Were I a working class tough from a tough neighborhood, the kind that’s angry and defiant and up to no good, this is when I would go out looking for a fight at the half lit arse end of a Tuesday night.

Stop me before I rhyme again.

Tomorrow night is another night when I will be doing standup comedy at the Kingwood pub, and I have decided that this time, I am going to concentrate on my performance rather than worry about writing jokes.

Specifically, I am going to concentrate on putting the force of my personality behind my material. I have the sort of personality that can really project, and that can be one hell of an asset for a comedian.

But first I have to learn to use it. And that starts with my doing my best to get up there and turn that fucker up to 11 and see how it goes.

And that is not without its risks. In your face charm and outright rage are very close together on the ol’ personal expression dial and I have to make sure that I maintain the energy without it spilling over into anger or anxiety.

Or both. That’s a gruesome thought. If I ended up channeling an anxiety attack into rage, God knows what the fuck I might up saying.

But I won’t let that stop me. I’d rather be hated than ignored. Of course, best of all would be to have people love me, but there are situations where I might settle for merely making sure they leave with a strong impression of me.

I could make myself into one of the most hated people on Earth without much effort. All I would have to do is let my demons off the leash for once in a public enough forum and I guarantee you everyone will soon know my name.

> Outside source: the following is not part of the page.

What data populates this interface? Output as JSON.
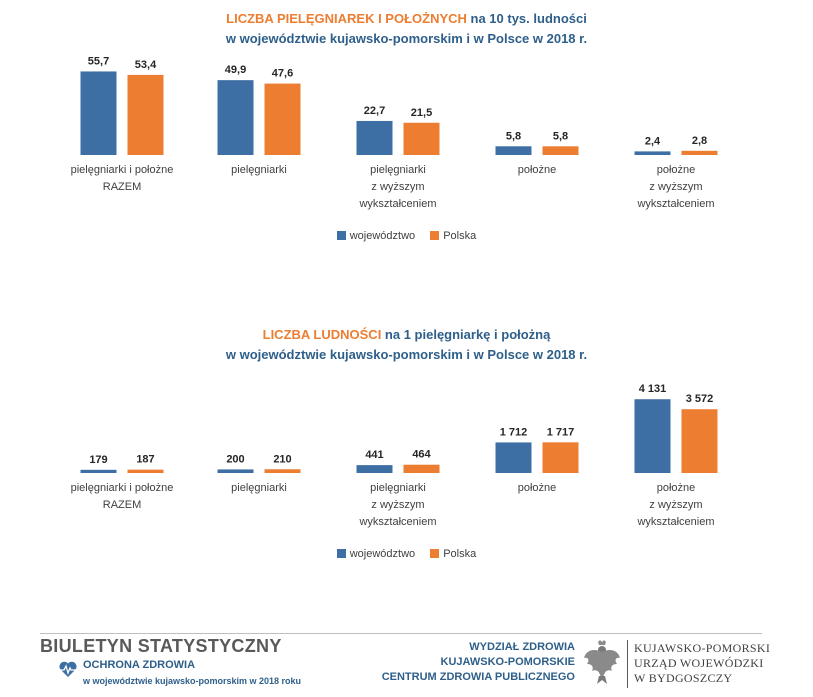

All the better to curse me with.

And believe me, it is tempting. I have wanted to be notorious since the moment I learned what the word meant. I could have enormous fun playing the dark trickster who challenges people’s assumptions and forces them to think about what they believe and why, even though he know they will never thank him for it.

Remember, the truth will set you free, but first, it will piss you off.

But I know I won’t always feel like this, and that most of the time I take great pleasure in being really nice to people, and that public villainy would lose its appeal pretty fast.

It’s not the world’s fault that I have such a massive buildup of unexpressed id. That part of me wants to set the world on fire just to prove that I’m alive and force people to deal with me for once.

I keep talking like people ignore me, but the truth is, I hide.

Can’t fault people for not going out of their way to find someone they do not even know exists in the first place.

So it’s all up to me. I must learn to be seen. I must learn to decloak.

And then I have to deal with what that means.

I will talk to you nice people again tomorrow.